First attempt to catch the booster back at the launch site.
The "mechazilla" launch tower has two "chopstick" arms which are used to pick up and stack both stages and which are intended to be able to catch the returning booster and maybe also the returning Starship upper stage.
Yes. The booster has two pins that stick out at the top that are designed to hold the weight of the entire booster when empty. The plan is for the booster to return to the launch tower, position itself between the arms which will close on it and then the pins will “land” on the arms, completing the catch.
I’d say the main difference, then, is that the booster will be supported by those pins resting on top of the arms. Chopsticks use friction to hold up their load.
yes the booster’s structure is very strong vertically but not nearly as strong horizontally. There may be some “squeezing” forces from the chopsticks but this is effectively for fine positioning only. It will not support the weight. The booster will “land” by getting its pins (which stick out a bit) on the top rail of the arms.
It should be better described as having the booster land on the arms.

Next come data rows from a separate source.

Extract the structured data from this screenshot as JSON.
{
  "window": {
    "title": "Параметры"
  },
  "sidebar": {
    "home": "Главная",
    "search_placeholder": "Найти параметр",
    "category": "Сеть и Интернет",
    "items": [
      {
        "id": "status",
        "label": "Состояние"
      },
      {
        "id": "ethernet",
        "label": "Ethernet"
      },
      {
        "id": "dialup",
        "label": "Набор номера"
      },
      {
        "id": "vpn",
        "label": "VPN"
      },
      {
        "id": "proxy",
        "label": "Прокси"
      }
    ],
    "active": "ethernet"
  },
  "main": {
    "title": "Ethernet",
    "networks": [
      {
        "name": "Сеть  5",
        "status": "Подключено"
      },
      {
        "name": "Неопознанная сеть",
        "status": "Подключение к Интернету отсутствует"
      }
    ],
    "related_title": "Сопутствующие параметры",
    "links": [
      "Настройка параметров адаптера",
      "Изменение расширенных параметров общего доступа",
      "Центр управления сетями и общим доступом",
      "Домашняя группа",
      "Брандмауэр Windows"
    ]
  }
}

The arms will probably be able to adjust a little to assist in alignment, but the booster is doing most of the work to be 'caught'.

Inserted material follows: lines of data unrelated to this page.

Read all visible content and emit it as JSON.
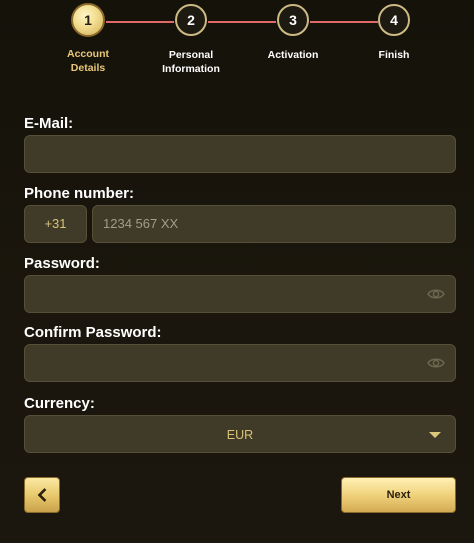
{
  "stepper": {
    "steps": [
      {
        "number": "1",
        "label": "Account Details",
        "active": true
      },
      {
        "number": "2",
        "label": "Personal Information",
        "active": false
      },
      {
        "number": "3",
        "label": "Activation",
        "active": false
      },
      {
        "number": "4",
        "label": "Finish",
        "active": false
      }
    ]
  },
  "form": {
    "email": {
      "label": "E-Mail:",
      "value": ""
    },
    "phone": {
      "label": "Phone number:",
      "prefix": "+31",
      "placeholder": "1234 567 XX"
    },
    "password": {
      "label": "Password:",
      "value": ""
    },
    "confirm_password": {
      "label": "Confirm Password:",
      "value": ""
    },
    "currency": {
      "label": "Currency:",
      "value": "EUR"
    }
  },
  "buttons": {
    "next_label": "Next"
  },
  "icons": {
    "password_toggle": "eye-icon",
    "back": "chevron-left-icon",
    "dropdown": "caret-down-icon"
  },
  "colors": {
    "accent_gold": "#e8c77a",
    "step_line": "#e06a6a",
    "field_bg": "#403a28"
  }
}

How could it possibly be meant literally? Do you consider it possible for a rocket to be caught by a literal person with literal wooden sticks?
I guess I don't really understand what you are asking. There's a tower with some huge metal arms that is meant to catch the rocket. They call them chopsticks in a joking manner. Obviously, I would have thought.
Yeah I totally envisioned a person holding wooden chopsticks trying to catch a booster /s
You missed the quoted part about > which are intended to be able to catch
Which would be the unique thing to clarify. As in "something like" the "chopsticks" moving to > catch < the thing -- Like Mr. Miyagi moving the chopsticks to > catch < the thing
It allows removing the landing gears on the booster, which saves wheight, which saves fuel, which increases efficiency and reduces costs. It also avoid having to fetch the booster from wherever it would have landed.
Given that a lot of the landing failures we've seen started with a near perfect landing followed by the rocket tipping over, I suspect one benefit is that the contact point is now above the center of gravity and thus it can't really tip over.
Of course, it can't tip over unless something fails or the rocket ends up in the wrong spot (and fails to get caught) and the previous tip-overs also had to involve failures (of the landing strut, in the latest loss) or landing in some way that isn't perfectly aligned.
Their launch license requires them to initially aim at the water, and only shift to aiming at their tower if both the booster internally judges it's in perfect health, and they send the signal from their control system.
I think there is a reasonable possibility that something goes wrong enough at some point for the booster to go in the drink. But if that happens, maybe it'll be close enough to the shore that we'll get some nice video of it?
This is also standard procedure for Falcon 9 landings. They would do it this way even if the launch license didn't require it, because they know the probability of some sort of failure of the booster is high, and they don't want to destroy the launch tower if they can help it.